Strongest fieldnote excerpt — explicitly theorizes the dynamic: #4E2VYM “Daļu lietu gan nesu atpakaļ, ja tās neiedzīvojās. Tādā ziņā ir sajūta, ka paņemšanas vieglums mazina pienākuma sajūtu – var taču atnest atpakaļ, ja kaut kas nepatiks vai neiedzīvosies.” Shorter twin: #S5LQMH Coded under Notions of value, ownership.
In-shop reversal of divestment (related but not identical): #B9SYXA / #H6J2GM / #PWWDR8 — bringing a heap, then putting some items back in the bag because they seem too worn.
Interview counterpoint — Laura L. #7HCDFT (row 1341): confirms the trial pattern exists for her but says she routes failed items to textile containers, NOT back to brīvbode. Useful for showing the practice is not universal and that the “return loop” depends on perceived appropriateness.

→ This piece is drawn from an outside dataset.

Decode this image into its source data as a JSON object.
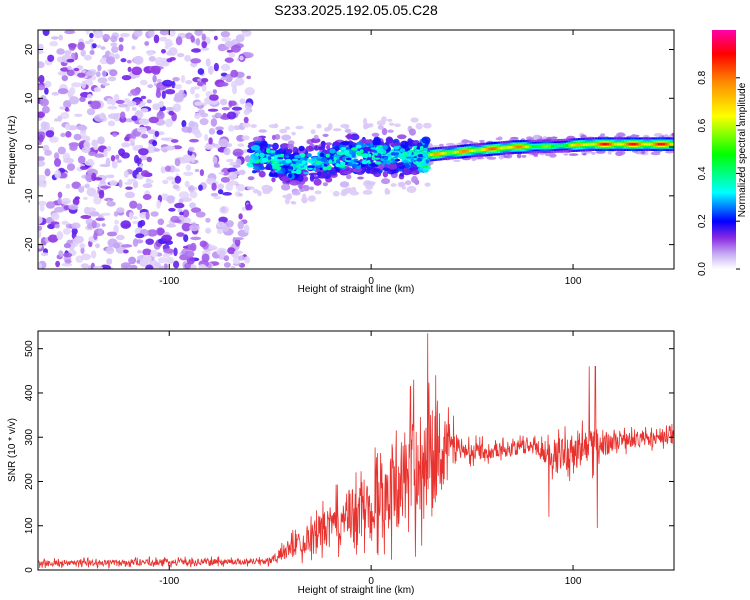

Adjacent: Agate #8JAR35 / #HXFBJD — returning graphic t-shirts after a style change, not strictly trial-and-return but same divestment-after-failed-fit logic.
Literature to anchor the analysis:
Kuppinger #2XFMKE thrift store as “lending library” (Christmas decorations used one season, re-donated).
Larsen #QENW9F customers who buy and re-donate, sometimes with the price tag still on.
Ieva’s own draft #SJ8XW2 already frames the conceptual stakes via Vaughan et al. (2007) milk-bottle stewardship vs. Bardhi & Eckhardt (2012) on less care for sequentially accessed goods. The brīvbode case sits between these: low ownership commitment, but the easy-return option becomes constitutive of how people decide to take in the first place.
Anchor quote in the open spreadsheet #CEFJRX Agnese Z.) is about the inverse direction — divestment hesitation around items that might still recoup value — so it pairs well with #4E2VYM as a contrast: when value can still be recouped → friction; when nothing is at stake → easy return.